Una giovane ragazza si prepara a ricevere nel proprio appartamento un cliente. C’è lei davanti a uno specchio che si agghinda: capelli, smalto, scelta dell’abito. Siamo a metà degli anni 90, nella Milano di Tangentopoli, epicentro della fortissima scossa di terremoto nella politica italiana. Dulcinea – il nome della giovane – vive la sua vita incurante di ciò che la circonda, dei più dei 25 messaggi in segreteria, come se il maggiordomo, un Don Chisciotte factotum, che lustra, pulisce, strofina, lava, fosse invisibile. Un uomo impeccabile, con camice da lavoro che ossessivamente passa piumini e spugnette e trafuga alcuni oggetti della ragazza, riponendoli in sacchetti di plastica, e successivamente nella sua valigetta ventiquattr’ore.
Altre volte gli oggetti di feticcio vengono distrutti, vittime di raptus maniacali, in una meccanica che conduce alla ripetizione di un rito di celibato e di solitudine. C’è la rappresentazione di autodistruzione, autodivinizzazione, vari complessi di Amleto e simili. E poi l’amore e il potere e la pericolosa combinazione di questi due fattori.

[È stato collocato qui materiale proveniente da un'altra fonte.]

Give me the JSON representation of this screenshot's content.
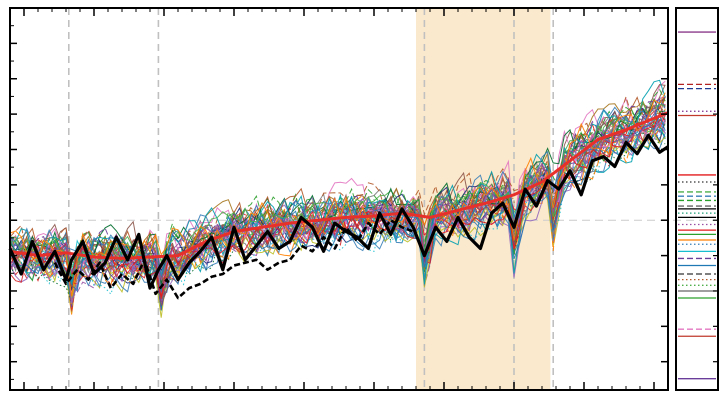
{
  "chart_data": {
    "type": "line",
    "title": "",
    "xlabel": "",
    "ylabel": "",
    "x_range": [
      1860,
      2095
    ],
    "ylim": [
      -1.2,
      1.5
    ],
    "reference_y": 0.0,
    "grid": false,
    "highlight_band": {
      "x_start": 2005,
      "x_end": 2053,
      "color": "#fbe9cd"
    },
    "event_years": [
      1881,
      1913,
      2008,
      2040,
      2054
    ],
    "colors": {
      "ensemble_mean": "#e8302a",
      "observations": "#000000",
      "highlight": "#fbe9cd",
      "event_line": "#c0c0c0",
      "reference_line": "#cccccc"
    },
    "ensemble": {
      "count": 45,
      "palette": [
        "#e41a1c",
        "#377eb8",
        "#4daf4a",
        "#984ea3",
        "#ff7f00",
        "#a6761d",
        "#1b2a7a",
        "#17becf",
        "#bcbd22",
        "#7f7f7f",
        "#d62728",
        "#2ca02c",
        "#9467bd",
        "#8c564b",
        "#e377c2",
        "#1f77b4",
        "#006d2c",
        "#b15928",
        "#6a3d9a",
        "#00a0b0"
      ],
      "mean_x": [
        1860,
        1870,
        1880,
        1890,
        1900,
        1910,
        1920,
        1930,
        1940,
        1950,
        1960,
        1970,
        1980,
        1990,
        2000,
        2010,
        2020,
        2030,
        2040,
        2050,
        2060,
        2070,
        2080,
        2090,
        2095
      ],
      "mean_y": [
        -0.22,
        -0.25,
        -0.23,
        -0.26,
        -0.27,
        -0.26,
        -0.25,
        -0.15,
        -0.08,
        -0.05,
        -0.02,
        0.0,
        0.02,
        0.03,
        0.05,
        0.02,
        0.07,
        0.12,
        0.18,
        0.27,
        0.42,
        0.57,
        0.64,
        0.72,
        0.76
      ]
    },
    "series": [
      {
        "style": "solid",
        "x": [
          1860,
          1864,
          1868,
          1872,
          1876,
          1880,
          1882,
          1886,
          1890,
          1894,
          1898,
          1902,
          1906,
          1910,
          1913,
          1916,
          1920,
          1924,
          1928,
          1932,
          1936,
          1940,
          1944,
          1948,
          1952,
          1956,
          1960,
          1964,
          1968,
          1972,
          1976,
          1980,
          1984,
          1988,
          1992,
          1996,
          2000,
          2004,
          2008,
          2012,
          2016,
          2020,
          2024,
          2028,
          2032,
          2036,
          2040,
          2044,
          2048,
          2052,
          2056,
          2060,
          2064,
          2068,
          2072,
          2076,
          2080,
          2084,
          2088,
          2092,
          2095
        ],
        "y": [
          -0.2,
          -0.38,
          -0.15,
          -0.35,
          -0.22,
          -0.42,
          -0.28,
          -0.15,
          -0.38,
          -0.3,
          -0.12,
          -0.28,
          -0.1,
          -0.48,
          -0.35,
          -0.25,
          -0.42,
          -0.3,
          -0.22,
          -0.12,
          -0.35,
          -0.05,
          -0.28,
          -0.18,
          -0.08,
          -0.2,
          -0.15,
          0.02,
          -0.05,
          -0.22,
          -0.02,
          -0.08,
          -0.12,
          -0.2,
          0.05,
          -0.1,
          0.08,
          -0.05,
          -0.25,
          -0.05,
          -0.15,
          0.02,
          -0.12,
          -0.2,
          0.05,
          0.12,
          -0.05,
          0.22,
          0.1,
          0.28,
          0.22,
          0.35,
          0.18,
          0.42,
          0.45,
          0.38,
          0.55,
          0.47,
          0.6,
          0.48,
          0.52
        ]
      },
      {
        "style": "dashed",
        "x": [
          1876,
          1880,
          1884,
          1888,
          1892,
          1896,
          1900,
          1904,
          1908,
          1912,
          1916,
          1920,
          1924,
          1928,
          1932,
          1936,
          1940,
          1944,
          1948,
          1952,
          1956,
          1960,
          1964,
          1968,
          1972,
          1976,
          1980,
          1984,
          1988,
          1992,
          1996,
          2000,
          2004
        ],
        "y": [
          -0.3,
          -0.45,
          -0.35,
          -0.42,
          -0.3,
          -0.48,
          -0.38,
          -0.45,
          -0.28,
          -0.52,
          -0.42,
          -0.55,
          -0.48,
          -0.45,
          -0.4,
          -0.38,
          -0.32,
          -0.3,
          -0.28,
          -0.35,
          -0.3,
          -0.28,
          -0.18,
          -0.22,
          -0.12,
          -0.2,
          -0.05,
          -0.15,
          -0.02,
          -0.1,
          0.0,
          -0.05,
          -0.08
        ]
      }
    ],
    "marginal_ticks": [
      {
        "y": 1.33,
        "color": "#8b3a8b",
        "style": "solid"
      },
      {
        "y": 0.96,
        "color": "#b22222",
        "style": "dashed"
      },
      {
        "y": 0.93,
        "color": "#1f3a93",
        "style": "dashed"
      },
      {
        "y": 0.77,
        "color": "#7b2d8e",
        "style": "dotted"
      },
      {
        "y": 0.74,
        "color": "#c0392b",
        "style": "solid"
      },
      {
        "y": 0.32,
        "color": "#e41a1c",
        "style": "solid"
      },
      {
        "y": 0.27,
        "color": "#333333",
        "style": "dotted"
      },
      {
        "y": 0.2,
        "color": "#4daf4a",
        "style": "dashed"
      },
      {
        "y": 0.17,
        "color": "#377eb8",
        "style": "dashed"
      },
      {
        "y": 0.14,
        "color": "#2ca02c",
        "style": "dashed"
      },
      {
        "y": 0.1,
        "color": "#666666",
        "style": "dashed"
      },
      {
        "y": 0.08,
        "color": "#000000",
        "style": "solid"
      },
      {
        "y": 0.05,
        "color": "#1b9e77",
        "style": "dotted"
      },
      {
        "y": 0.02,
        "color": "#000000",
        "style": "solid"
      },
      {
        "y": -0.03,
        "color": "#984ea3",
        "style": "dotted"
      },
      {
        "y": -0.07,
        "color": "#e41a1c",
        "style": "solid"
      },
      {
        "y": -0.1,
        "color": "#2ca02c",
        "style": "solid"
      },
      {
        "y": -0.14,
        "color": "#ff7f00",
        "style": "solid"
      },
      {
        "y": -0.17,
        "color": "#377eb8",
        "style": "dotted"
      },
      {
        "y": -0.22,
        "color": "#17becf",
        "style": "solid"
      },
      {
        "y": -0.27,
        "color": "#6a3d9a",
        "style": "dashed"
      },
      {
        "y": -0.32,
        "color": "#1f77b4",
        "style": "solid"
      },
      {
        "y": -0.38,
        "color": "#333333",
        "style": "dashed"
      },
      {
        "y": -0.42,
        "color": "#b15928",
        "style": "dotted"
      },
      {
        "y": -0.46,
        "color": "#4daf4a",
        "style": "dotted"
      },
      {
        "y": -0.5,
        "color": "#666666",
        "style": "solid"
      },
      {
        "y": -0.55,
        "color": "#2ca02c",
        "style": "solid"
      },
      {
        "y": -0.77,
        "color": "#e377c2",
        "style": "dashed"
      },
      {
        "y": -0.82,
        "color": "#c0392b",
        "style": "solid"
      },
      {
        "y": -1.12,
        "color": "#6a3d9a",
        "style": "solid"
      }
    ]
  }
}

“Dulcinea è il primo di tre lavori girati integralmente all’interno di ambienti domestici. L’ho chiamata “trilogia dell’appartamento”. Si tratta di tre lungometraggi ossessivi e patologici in cui la solitudine delle vicende dei protagonisti è messa in costante rapporto con lo spazio architettonico ospitante. Tre lavori in tre formati diversi: 16mm per Dulcinea, VHS e videocamera digitale per gli altri due, attualmente in fase di realizzazione. In Dulcinea la solitudine che permea i protagonisti è una presenza assente, celata da azioni routinarie e dalla didascalica successione degli eventi che li colloca apparentemente fuori dal tempo e dalle miserie umane. Svuotati da ogni psicologismo, gli attori aderiscono per tutta l’opera ad una postura ingessata, conducendo lo spettatore di fronte a una pièce marionettistica di riesumazione e sessualità feticista”.